Editorialist solution

4 Likes

this was a nice question and definitely not a easy one, I wonder how it got so many submissions,Please check for any cases of plagiarism or cheating.

i used a heap since i didn’t know segmented trees. and initially before rotation two pointers one at k-1(0 based) and n-1, subtract the pointers whenever rotation occurs and add n-1 whenever the become less than 0. Avoids the use of B.

I did exactly as above using segment trees and checked for many cases and it works perfectly

But my solution was getting WA in two tasks of first subtask. When I changed the place of declaration of the segment tree array, I got one AC but for one task it was still giving WA.

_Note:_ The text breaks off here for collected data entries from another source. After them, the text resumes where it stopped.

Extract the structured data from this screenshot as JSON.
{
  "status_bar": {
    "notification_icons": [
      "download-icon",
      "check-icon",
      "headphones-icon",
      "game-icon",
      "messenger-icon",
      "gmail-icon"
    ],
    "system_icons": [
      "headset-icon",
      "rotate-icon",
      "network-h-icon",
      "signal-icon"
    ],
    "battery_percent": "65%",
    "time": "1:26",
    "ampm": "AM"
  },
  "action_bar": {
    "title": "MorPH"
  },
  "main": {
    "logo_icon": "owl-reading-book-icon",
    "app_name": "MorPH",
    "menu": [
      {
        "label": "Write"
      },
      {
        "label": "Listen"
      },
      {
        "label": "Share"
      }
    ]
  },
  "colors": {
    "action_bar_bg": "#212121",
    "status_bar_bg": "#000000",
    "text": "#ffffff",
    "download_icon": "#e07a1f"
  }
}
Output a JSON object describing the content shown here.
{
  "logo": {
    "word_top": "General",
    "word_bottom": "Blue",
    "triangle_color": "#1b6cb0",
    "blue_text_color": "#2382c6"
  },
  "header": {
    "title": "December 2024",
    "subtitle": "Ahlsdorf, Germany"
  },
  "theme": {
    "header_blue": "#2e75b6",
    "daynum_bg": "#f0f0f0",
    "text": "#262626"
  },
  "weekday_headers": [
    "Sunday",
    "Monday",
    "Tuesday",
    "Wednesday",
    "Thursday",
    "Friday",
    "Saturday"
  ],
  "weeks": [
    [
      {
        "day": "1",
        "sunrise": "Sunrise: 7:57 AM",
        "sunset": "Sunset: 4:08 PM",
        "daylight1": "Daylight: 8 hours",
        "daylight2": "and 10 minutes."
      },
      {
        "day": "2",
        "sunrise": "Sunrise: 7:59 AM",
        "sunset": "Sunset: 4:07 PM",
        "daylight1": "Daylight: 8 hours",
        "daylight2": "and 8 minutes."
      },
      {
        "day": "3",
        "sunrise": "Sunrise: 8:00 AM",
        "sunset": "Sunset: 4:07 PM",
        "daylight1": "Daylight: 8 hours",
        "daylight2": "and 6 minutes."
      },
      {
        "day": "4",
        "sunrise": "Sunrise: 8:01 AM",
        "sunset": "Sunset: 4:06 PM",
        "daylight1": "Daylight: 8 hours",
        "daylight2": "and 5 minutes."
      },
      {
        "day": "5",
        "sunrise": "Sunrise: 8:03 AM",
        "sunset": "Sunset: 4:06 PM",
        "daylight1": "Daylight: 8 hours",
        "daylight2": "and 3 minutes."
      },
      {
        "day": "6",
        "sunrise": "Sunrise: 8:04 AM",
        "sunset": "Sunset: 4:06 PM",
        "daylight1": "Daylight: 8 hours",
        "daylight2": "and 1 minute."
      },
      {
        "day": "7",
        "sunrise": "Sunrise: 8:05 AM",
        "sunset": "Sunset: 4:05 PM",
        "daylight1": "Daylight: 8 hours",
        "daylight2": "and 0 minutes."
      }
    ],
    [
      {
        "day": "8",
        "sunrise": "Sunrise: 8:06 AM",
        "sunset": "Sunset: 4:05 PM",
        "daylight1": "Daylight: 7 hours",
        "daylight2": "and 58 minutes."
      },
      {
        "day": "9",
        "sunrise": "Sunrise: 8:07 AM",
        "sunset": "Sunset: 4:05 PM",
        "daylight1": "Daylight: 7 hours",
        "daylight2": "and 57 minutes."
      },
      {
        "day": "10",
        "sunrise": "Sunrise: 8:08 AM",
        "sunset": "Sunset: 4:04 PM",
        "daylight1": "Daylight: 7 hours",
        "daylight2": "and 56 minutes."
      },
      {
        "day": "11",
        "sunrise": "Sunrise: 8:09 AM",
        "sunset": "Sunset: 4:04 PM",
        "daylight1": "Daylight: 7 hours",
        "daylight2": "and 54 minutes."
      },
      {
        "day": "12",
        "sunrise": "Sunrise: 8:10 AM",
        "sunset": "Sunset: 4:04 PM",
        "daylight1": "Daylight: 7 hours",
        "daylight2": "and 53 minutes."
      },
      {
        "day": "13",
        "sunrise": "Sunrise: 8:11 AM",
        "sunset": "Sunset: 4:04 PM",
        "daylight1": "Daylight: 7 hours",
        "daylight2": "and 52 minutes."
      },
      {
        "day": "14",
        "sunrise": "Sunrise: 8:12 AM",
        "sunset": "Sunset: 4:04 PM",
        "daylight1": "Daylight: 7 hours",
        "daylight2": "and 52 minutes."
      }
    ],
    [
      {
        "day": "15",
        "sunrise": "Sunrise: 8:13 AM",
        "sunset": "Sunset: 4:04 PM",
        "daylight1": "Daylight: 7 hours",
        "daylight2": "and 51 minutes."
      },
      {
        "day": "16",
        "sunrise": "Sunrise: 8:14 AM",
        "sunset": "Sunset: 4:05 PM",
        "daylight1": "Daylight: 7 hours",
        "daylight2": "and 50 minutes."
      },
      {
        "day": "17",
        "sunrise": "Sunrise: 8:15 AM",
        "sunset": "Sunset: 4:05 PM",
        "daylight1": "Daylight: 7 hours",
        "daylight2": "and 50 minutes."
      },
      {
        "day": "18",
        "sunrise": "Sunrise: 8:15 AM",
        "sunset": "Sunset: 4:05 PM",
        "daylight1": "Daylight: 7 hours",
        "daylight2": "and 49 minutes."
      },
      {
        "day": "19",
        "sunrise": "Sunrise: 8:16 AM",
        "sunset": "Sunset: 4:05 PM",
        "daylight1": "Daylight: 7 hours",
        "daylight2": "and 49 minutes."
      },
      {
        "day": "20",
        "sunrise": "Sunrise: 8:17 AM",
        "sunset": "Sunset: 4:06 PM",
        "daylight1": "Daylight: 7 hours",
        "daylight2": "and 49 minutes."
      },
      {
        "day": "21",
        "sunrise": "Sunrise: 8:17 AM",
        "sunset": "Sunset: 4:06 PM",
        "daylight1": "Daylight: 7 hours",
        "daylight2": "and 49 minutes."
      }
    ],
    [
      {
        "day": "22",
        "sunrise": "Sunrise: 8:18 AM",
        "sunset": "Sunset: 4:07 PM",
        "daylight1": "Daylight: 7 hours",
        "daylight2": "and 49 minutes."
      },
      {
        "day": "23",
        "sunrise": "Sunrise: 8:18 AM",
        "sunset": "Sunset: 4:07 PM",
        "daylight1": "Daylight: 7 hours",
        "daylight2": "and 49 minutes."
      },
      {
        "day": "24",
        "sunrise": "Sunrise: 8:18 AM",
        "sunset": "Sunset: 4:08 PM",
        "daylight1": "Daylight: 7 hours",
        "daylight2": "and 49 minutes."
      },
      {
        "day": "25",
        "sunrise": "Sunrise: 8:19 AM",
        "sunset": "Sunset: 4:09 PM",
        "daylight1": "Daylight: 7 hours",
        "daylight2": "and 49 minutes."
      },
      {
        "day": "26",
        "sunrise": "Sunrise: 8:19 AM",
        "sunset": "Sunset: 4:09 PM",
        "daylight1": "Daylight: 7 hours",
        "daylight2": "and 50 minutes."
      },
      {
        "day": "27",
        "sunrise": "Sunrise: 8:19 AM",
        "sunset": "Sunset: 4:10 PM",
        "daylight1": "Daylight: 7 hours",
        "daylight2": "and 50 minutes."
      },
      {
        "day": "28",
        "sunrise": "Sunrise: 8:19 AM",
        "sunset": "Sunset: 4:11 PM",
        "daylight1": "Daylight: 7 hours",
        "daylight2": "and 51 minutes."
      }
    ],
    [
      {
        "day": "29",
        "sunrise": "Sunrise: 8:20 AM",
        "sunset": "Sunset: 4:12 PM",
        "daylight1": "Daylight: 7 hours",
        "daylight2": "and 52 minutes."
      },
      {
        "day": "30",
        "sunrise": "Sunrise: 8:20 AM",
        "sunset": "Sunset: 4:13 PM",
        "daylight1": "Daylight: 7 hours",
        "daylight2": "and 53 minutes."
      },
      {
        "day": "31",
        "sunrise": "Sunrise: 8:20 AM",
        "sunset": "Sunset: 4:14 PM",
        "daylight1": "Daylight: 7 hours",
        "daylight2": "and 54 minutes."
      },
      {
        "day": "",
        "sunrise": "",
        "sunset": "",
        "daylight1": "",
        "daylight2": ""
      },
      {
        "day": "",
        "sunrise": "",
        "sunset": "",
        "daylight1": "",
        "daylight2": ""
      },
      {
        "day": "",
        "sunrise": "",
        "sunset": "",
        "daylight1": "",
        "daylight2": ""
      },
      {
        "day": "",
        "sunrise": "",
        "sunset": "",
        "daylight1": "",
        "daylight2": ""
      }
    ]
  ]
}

Can anyone help in finding what’s wrong. Thanks.

https://www.codechef.com/viewsolution/13602948

I solved this problem without using segment tree, heap, deques, sparse table or any other special data structure. https://www.codechef.com/viewsolution/13623167

1 Like

My segment tree solution was getting TLE. Here is the solution. Could someone please help in pointing out the error. Thanks in advance.

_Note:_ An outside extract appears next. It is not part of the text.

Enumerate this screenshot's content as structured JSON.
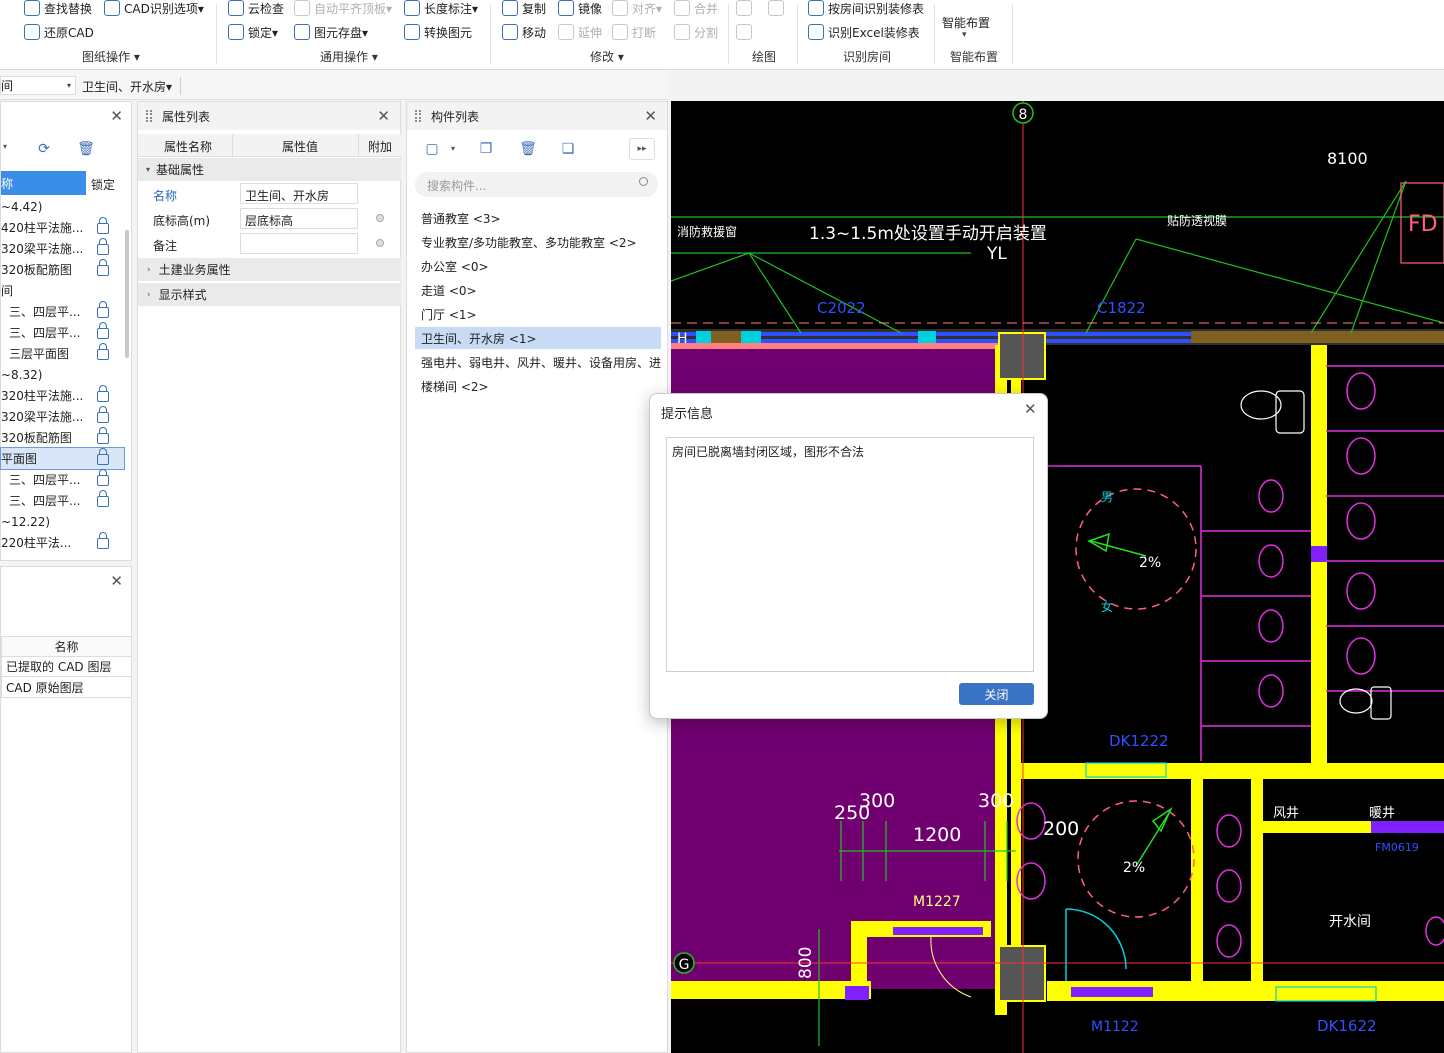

Solution:https://www.codechef.com/viewsolution/13617713
Concept:http://www.geeksforgeeks.org/sliding-window-maximum-maximum-of-all-subarrays-of-size-k/
Time complexity: O(n)
Space complexity: O(n)(dynamic programming) + O(k) (for dequeue where k is frame size)
I converted this problem to one where we have to find maximum in window of size k along with principle of dynamic programming. Main task is you have to generate array containing total one’s in a window. You can see my solution. I got full 100 points.

2 Likes

@pmj642_coder

I think it is wrong because you have not checked the condition when k will be greater than equal to n.Correct me if i am wrong.

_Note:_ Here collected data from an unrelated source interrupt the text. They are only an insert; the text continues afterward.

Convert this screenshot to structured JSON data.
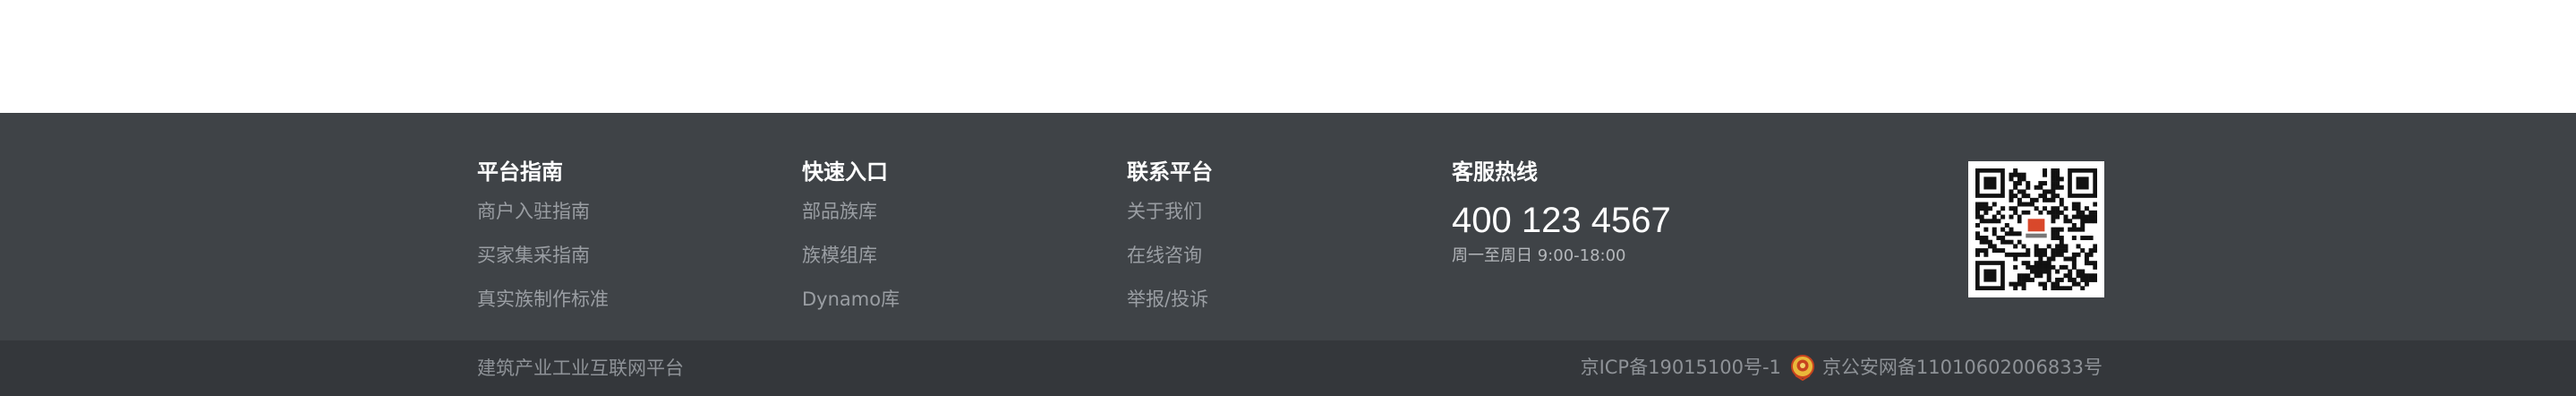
{
  "footer": {
    "columns": [
      {
        "title": "平台指南",
        "links": [
          "商户入驻指南",
          "买家集采指南",
          "真实族制作标准"
        ]
      },
      {
        "title": "快速入口",
        "links": [
          "部品族库",
          "族模组库",
          "Dynamo库"
        ]
      },
      {
        "title": "联系平台",
        "links": [
          "关于我们",
          "在线咨询",
          "举报/投诉"
        ]
      }
    ],
    "hotline": {
      "title": "客服热线",
      "number": "400 123 4567",
      "hours": "周一至周日 9:00-18:00"
    },
    "qr_code": {
      "icon": "qr-code-icon"
    }
  },
  "bottom_bar": {
    "platform_name": "建筑产业工业互联网平台",
    "icp": "京ICP备19015100号-1",
    "police_record": "京公安网备11010602006833号",
    "police_icon": "police-badge-icon"
  },
  "colors": {
    "footer_bg": "#3f4347",
    "bottom_bar_bg": "#34373b",
    "title_text": "#ffffff",
    "link_text": "#9a9ea3"
  }
}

This was a great problem. I took the the deque approach after referring to this link. With some minor changes, and a check for k>n, it worked. For some reason though, my sub-task testcases were failing with the deque, so I had to use brute force for n<1000. Here’s my solution.

@devilhector use iterative segment trees recursive calls on such high constraints is not gonna work.
I’ve used the same approach you can view my solution https://www.codechef.com/viewsolution/13613563

https://www.codechef.com/viewsolution/13559652

solve this using priority queue and simple obserations

Thanks

Please check this solution, it doesn’t give the required answer on running!
Used the recursive Segment trees!

I solved this problem by precalculating all the possible answer as there cannot be more than N different answers.

here is my solution.

https://www.codechef.com/viewsolution/13531464
I think it is better Approach !

I did this Question using sliding windows by precompute values and deque to get the maximum value

O(n) solution can be done without deques, using frequency table to get the max. Since values are 0 and 1 only, the max value changes by at most 1.

2 Likes

Here is my solution: https://www.codechef.com/viewsolution/13634699 as same as author solution but I don’t know why my solution got wrong. Please tell me why I got wrong. Thank you.

One question guys!
Is the complexity O(n) for the entire subtask or O(n) for each querie?